When transcribing Connect calls, you can use any of the features of Deepgram's streaming API. You select features in the streaming API by using a Set contact attributes block in the contact flow. These attributes must be set before invoking the trigger Lambda, since they will be passed to the Lambda, which will pass them to the integrator, which will ultimately pass them to Deepgram.

The sample contact flow described above includes some basic Deepgram configuration. Let's now look at an example similar to what you will find in the sample flow.

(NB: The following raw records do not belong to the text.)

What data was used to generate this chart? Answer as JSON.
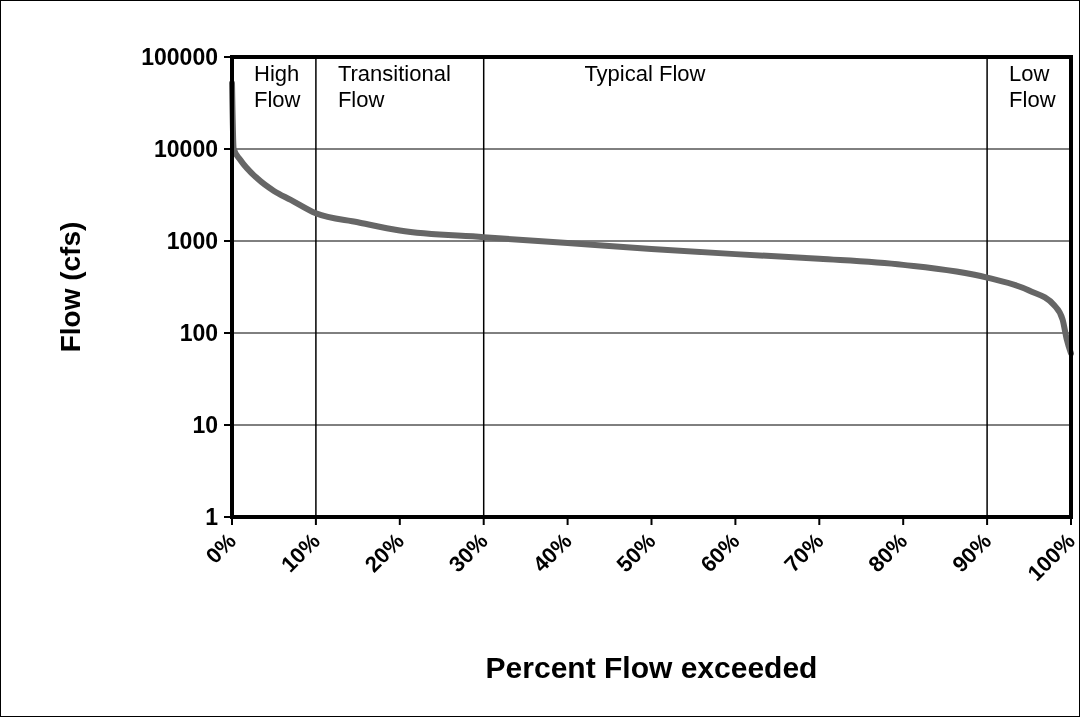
{
  "chart_data": {
    "type": "line",
    "xlabel": "Percent Flow exceeded",
    "ylabel": "Flow (cfs)",
    "x": [
      0,
      0.2,
      1,
      3,
      5,
      7,
      10,
      15,
      20,
      30,
      40,
      50,
      60,
      70,
      80,
      90,
      95,
      98,
      99,
      99.5,
      100
    ],
    "series": [
      {
        "color": "#666666",
        "values": [
          52000,
          10000,
          7600,
          4800,
          3500,
          2800,
          2000,
          1600,
          1300,
          1100,
          950,
          820,
          720,
          640,
          550,
          400,
          290,
          200,
          140,
          85,
          60
        ]
      }
    ],
    "xlim": [
      0,
      100
    ],
    "xticks": [
      {
        "value": 0,
        "label": "0%"
      },
      {
        "value": 10,
        "label": "10%"
      },
      {
        "value": 20,
        "label": "20%"
      },
      {
        "value": 30,
        "label": "30%"
      },
      {
        "value": 40,
        "label": "40%"
      },
      {
        "value": 50,
        "label": "50%"
      },
      {
        "value": 60,
        "label": "60%"
      },
      {
        "value": 70,
        "label": "70%"
      },
      {
        "value": 80,
        "label": "80%"
      },
      {
        "value": 90,
        "label": "90%"
      },
      {
        "value": 100,
        "label": "100%"
      }
    ],
    "ylim": [
      1,
      100000
    ],
    "yticks": [
      1,
      10,
      100,
      1000,
      10000,
      100000
    ],
    "log": "y",
    "grid": "y",
    "marker": "none",
    "line_style": "solid",
    "ref_lines": [
      {
        "axis": "x",
        "value": 10,
        "color": "#000000"
      },
      {
        "axis": "x",
        "value": 30,
        "color": "#000000"
      },
      {
        "axis": "x",
        "value": 90,
        "color": "#000000"
      }
    ],
    "annotations": [
      "High\nFlow",
      "Transitional\nFlow",
      "Typical Flow",
      "Low\nFlow"
    ]
  }
}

 Deepgram Contact Attributes

Setting Deepgram Contact Attributes

This image shows 3 Deepgram features being set:

  • dg_model is set to nova. This adds model=nova to the query parameters of the Deepgram request.
  • dg_tag is set to someTag someOtherTag. This adds tag=someTag&tag=someOtherTag to the query parameters of the Deepgram request.
  • dg_callback is set to https://example.com/{contact-id}. As you would expect, this adds a callback to the query parameters of the Deepgram request--but it also injects the contact ID of the current call. In other words, if a Connect call has contact ID 002f61e1-423e-415d-b086-697186514860, then the transcripts for that call will be POSTed to https://example.com/002f61e1-423e-415d-b086-697186514860. Injecting contact IDs like this is only possible within the dg_callback contact attribute. This enables you to associate transcripts with calls.

⚠️

There are a few features in the Deepgram streaming API that you should not attempt to set in the contact flow. These are:

  • encoding
  • sample_rate
  • multichannel
  • channels

The integrator already knows the encoding and sample_rate, and we lock multichannel=true and channels=2 so that you can receive transcripts for both sides of the call. If you try to manually set any of these values, the session will fail.